The direction as to the making of the deed to L. C. Hess may be considered as having been assented to by the defendant, it having been suggested in a prior letter, and no objection having been made thereto.

No evidence was introduced or received as to the length of time within which the plaintiff might have removed the timber in the ordinary course of business. In the absence of such evidence, we are of the opinion that the demand of the plaintiff that he be given one year within which to remove the timber was such a material variation from the terms of the offer as to make it a qualified acceptance requiring something to be done on the part of the defendant; that therefore no completed contract was made by the mailing of the letter.

In Cram v. Long, 154 Wis. 13, 142 N. W. 267, it was held that a contract made by an agent by the terms of which the purchase price was to be paid to the agent instead of to the principal variéd the terifis of the offer and amounted to a qualified acceptance.

In Northwestern Iron Co. v. Meade, 21 Wis. 474, M. offered by letter to sell W. forty acres of land for $10 per acre, subject to two years’ taxes. W. replied, agreeing to pay “what you ask — $400 and two years’ taxes,” and added: “If this is the best offer you can make, you may execute the *455within deed, and send it to Mrs. M. at Green Bay to also sign and acknowledge, requesting her to forward it to the State Bank of Wisconsin in Milwaukee, where I will call and pay the money and receive the deed.” It was held that M. would have had a right to tender his deed at W.’s place of residence, which was at Mayville; that W.’s letter having fixed a different place for the delivery of the deed and the payment of the money, it was a qualified acceptance and no contract was made.

In Helmholz v. Greene, 173 Wis. 306, 181 N. W. 221, where an offer was communicated by a broker to the owner and the owner accepted by telegram: “Accept nine thousand cash, purchaser to pay commission and satisfy tenant with whom I have only tentative agreement,” it was held a qualified acceptance and did not create a binding contract.

In Clark v. Burr, 85 Wis. 649, 55 N. W. 401, A. gave an option to B. to buy certain land,' after which a building upon the land burned. The defendant accepted the option and in a separate writing demanded that the insurance money on the building be paid to him or applied on the purchase price. In this case both parties claimed there was a contract. It was there said:

“The acceptance of an offer upon terms varying from those of the offer, however slight, is a rejection of the offer.” Citing National Bank v. Hall, 101 U. S. 43, 50.

For further instances of qualified acceptance see Shores L. Co. v. Patterson, 98 Wis. 534, 74 N. W. 367; Baker v. Holt, 56 Wis. 100, 14 N. W. 8; Turner v. McCormick, 56 W. Va. 161, 49 S. E. 28, 107 Am. St. Rep. 904; Russell v. Falls Mfg. Co. 106 Wis. 329, 82 N. W. 134; 1 Page, Contracts (2d ed.) §§ 167-184.

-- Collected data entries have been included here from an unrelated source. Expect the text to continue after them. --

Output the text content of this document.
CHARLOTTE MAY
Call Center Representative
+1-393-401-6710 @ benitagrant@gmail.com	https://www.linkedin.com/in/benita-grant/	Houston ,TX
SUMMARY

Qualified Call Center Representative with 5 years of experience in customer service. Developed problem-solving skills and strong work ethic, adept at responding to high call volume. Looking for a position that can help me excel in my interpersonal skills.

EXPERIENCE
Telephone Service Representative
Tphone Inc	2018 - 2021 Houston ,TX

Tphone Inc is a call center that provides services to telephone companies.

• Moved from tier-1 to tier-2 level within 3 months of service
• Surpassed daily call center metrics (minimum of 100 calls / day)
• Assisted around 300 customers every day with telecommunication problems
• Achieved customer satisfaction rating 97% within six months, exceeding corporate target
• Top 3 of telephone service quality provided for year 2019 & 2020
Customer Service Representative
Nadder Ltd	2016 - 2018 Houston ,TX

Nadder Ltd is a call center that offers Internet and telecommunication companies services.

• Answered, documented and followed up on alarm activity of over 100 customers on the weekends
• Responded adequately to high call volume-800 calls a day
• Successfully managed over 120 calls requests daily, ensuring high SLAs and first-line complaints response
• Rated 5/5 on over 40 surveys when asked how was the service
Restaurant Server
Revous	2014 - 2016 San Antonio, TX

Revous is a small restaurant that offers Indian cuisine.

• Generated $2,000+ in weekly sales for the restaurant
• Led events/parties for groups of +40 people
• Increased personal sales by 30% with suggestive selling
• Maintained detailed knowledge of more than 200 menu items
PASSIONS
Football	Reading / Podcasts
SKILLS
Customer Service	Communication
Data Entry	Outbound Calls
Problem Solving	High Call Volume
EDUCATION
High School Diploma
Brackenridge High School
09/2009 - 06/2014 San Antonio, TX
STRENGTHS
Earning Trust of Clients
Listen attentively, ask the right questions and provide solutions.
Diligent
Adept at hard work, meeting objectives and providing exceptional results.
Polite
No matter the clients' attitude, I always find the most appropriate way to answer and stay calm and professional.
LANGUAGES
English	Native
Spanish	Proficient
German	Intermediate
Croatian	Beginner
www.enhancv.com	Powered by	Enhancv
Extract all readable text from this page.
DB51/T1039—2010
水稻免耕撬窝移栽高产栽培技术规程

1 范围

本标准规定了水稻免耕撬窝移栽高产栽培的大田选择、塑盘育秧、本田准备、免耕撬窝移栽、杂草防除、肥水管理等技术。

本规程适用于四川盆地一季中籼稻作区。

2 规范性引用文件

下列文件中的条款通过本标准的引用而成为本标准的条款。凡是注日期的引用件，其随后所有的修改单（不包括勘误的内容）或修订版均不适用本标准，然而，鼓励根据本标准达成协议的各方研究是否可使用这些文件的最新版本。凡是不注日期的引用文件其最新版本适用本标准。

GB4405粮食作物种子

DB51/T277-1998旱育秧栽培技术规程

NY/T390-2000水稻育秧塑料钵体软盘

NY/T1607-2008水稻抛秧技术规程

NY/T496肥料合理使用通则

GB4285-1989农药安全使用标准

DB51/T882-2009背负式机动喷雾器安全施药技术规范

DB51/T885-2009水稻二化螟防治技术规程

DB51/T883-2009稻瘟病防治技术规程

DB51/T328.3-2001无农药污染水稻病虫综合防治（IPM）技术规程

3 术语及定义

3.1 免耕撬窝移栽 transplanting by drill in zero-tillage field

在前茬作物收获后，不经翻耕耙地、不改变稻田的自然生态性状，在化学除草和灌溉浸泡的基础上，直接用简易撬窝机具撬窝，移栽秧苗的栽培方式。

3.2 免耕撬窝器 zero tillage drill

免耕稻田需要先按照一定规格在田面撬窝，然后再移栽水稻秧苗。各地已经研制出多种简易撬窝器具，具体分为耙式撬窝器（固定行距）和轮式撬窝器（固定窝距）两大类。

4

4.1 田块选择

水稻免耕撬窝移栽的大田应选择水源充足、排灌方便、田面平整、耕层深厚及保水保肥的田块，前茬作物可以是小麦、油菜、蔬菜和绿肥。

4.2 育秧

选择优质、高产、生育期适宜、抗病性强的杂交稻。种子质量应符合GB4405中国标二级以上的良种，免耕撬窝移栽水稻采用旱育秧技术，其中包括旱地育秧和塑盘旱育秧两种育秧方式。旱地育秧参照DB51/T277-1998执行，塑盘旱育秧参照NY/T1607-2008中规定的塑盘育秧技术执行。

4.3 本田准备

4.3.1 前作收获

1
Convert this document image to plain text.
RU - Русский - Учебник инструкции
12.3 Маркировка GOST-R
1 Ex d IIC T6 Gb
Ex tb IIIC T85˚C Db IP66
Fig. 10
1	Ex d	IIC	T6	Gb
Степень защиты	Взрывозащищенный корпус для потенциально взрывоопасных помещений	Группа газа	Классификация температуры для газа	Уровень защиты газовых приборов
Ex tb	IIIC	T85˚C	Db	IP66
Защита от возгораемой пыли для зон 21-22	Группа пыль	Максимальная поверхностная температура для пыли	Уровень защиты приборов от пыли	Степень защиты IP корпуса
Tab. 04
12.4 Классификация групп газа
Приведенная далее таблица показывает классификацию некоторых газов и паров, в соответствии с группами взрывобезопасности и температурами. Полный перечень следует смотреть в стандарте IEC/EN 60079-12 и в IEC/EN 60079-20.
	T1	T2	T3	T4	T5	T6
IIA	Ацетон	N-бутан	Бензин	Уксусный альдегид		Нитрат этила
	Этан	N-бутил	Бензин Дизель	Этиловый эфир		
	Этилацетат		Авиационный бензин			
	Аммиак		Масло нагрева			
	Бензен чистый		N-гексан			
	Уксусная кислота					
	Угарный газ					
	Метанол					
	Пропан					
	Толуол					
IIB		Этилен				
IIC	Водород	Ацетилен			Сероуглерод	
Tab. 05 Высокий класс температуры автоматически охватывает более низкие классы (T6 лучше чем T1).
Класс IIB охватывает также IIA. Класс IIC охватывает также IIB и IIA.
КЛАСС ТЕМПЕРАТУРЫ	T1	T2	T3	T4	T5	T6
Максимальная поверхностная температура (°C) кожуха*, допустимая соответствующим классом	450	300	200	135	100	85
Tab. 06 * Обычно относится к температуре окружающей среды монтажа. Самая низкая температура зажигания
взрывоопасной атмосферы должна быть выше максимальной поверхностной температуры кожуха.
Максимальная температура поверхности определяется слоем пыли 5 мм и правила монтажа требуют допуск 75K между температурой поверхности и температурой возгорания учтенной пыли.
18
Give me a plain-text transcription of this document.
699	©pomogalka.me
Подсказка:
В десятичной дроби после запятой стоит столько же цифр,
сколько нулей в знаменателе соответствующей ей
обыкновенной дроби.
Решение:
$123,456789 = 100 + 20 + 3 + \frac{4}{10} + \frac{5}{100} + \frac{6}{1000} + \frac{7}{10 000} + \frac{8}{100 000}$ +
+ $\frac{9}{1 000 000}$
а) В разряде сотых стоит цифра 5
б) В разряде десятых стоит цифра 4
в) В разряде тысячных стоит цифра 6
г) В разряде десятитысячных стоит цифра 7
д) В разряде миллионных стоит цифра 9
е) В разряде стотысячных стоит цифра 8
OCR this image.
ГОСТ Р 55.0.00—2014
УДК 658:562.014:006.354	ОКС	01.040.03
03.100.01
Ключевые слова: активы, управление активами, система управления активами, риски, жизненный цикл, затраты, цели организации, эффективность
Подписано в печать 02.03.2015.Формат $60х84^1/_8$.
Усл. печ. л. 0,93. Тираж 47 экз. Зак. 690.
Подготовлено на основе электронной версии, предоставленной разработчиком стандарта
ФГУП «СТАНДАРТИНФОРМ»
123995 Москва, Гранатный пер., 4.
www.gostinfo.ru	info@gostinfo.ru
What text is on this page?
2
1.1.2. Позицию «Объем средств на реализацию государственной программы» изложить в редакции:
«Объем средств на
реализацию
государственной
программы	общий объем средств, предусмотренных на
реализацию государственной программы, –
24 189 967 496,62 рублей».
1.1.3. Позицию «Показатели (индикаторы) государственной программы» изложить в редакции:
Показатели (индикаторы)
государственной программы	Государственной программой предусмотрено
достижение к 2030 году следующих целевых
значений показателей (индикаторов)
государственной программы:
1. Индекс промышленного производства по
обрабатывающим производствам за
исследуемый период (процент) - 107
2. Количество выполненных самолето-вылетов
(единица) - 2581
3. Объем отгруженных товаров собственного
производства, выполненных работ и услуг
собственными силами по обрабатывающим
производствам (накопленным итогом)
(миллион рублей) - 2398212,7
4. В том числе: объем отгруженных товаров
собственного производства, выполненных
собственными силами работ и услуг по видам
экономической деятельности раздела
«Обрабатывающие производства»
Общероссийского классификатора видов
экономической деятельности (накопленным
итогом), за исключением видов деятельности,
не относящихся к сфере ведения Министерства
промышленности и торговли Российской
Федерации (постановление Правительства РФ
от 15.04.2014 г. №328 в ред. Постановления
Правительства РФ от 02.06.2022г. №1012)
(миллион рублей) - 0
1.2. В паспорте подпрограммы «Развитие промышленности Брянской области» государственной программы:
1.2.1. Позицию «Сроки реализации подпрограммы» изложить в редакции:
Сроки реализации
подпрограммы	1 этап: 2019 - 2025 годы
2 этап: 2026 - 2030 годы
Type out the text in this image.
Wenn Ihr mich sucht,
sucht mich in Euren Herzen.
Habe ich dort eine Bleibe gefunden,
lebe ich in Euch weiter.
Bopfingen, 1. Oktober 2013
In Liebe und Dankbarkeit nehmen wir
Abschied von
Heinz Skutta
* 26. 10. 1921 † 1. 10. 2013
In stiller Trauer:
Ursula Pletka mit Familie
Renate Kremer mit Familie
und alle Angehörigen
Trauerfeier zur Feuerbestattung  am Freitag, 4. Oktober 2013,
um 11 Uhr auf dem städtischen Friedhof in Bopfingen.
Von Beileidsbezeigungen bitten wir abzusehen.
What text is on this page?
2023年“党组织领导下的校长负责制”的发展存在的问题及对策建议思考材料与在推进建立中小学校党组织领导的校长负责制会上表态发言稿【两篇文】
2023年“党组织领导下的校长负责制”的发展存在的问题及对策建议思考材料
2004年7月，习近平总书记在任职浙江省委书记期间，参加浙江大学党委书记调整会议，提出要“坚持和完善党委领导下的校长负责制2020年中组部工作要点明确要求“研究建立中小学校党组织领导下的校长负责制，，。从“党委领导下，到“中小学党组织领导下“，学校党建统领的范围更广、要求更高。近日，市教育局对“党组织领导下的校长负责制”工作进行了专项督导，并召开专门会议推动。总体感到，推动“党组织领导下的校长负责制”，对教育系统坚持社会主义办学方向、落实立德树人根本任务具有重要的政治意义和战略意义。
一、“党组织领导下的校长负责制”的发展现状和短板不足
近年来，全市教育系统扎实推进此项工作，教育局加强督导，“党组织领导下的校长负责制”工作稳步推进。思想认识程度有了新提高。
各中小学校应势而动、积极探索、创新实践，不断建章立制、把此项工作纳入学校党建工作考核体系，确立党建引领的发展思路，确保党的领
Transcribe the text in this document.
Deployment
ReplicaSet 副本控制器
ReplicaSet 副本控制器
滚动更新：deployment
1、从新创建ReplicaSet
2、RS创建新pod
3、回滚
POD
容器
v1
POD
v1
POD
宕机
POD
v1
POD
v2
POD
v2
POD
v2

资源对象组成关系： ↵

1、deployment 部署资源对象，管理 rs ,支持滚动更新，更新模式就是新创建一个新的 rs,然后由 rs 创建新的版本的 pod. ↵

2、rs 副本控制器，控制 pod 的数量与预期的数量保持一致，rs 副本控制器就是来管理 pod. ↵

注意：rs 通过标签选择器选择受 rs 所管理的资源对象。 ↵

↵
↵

For cases holding that an inquiry or suggestion not amounting to a condition of acceptance is not a material variation, see Matteson v. Scofield, 27 Wis. 671; Kreutzer v. Lynch, 122 Wis. 474, 100 N. W. 887; Curtis L. & L. Co. v. Interior L. Co. 137 Wis. 341, 118 N. W. 853.

The acceptance by tender of a check of a third party for *456$150 presents an interesting question which we do not find it necessary to decide. In that connection attention is called to State ex rel. News P. Co. v. Park, 166 Wis. 386, 165 N. W. 289; Anno. 8 A. L. R. 1268; Anno. 11 A. L. R. 811.

From what has been said it follows that the court erred in granting specific performance, there being no valid contract.

By the Court. — Judgment of the circuit court reversed, and cause remanded with directions to dismiss the complaint.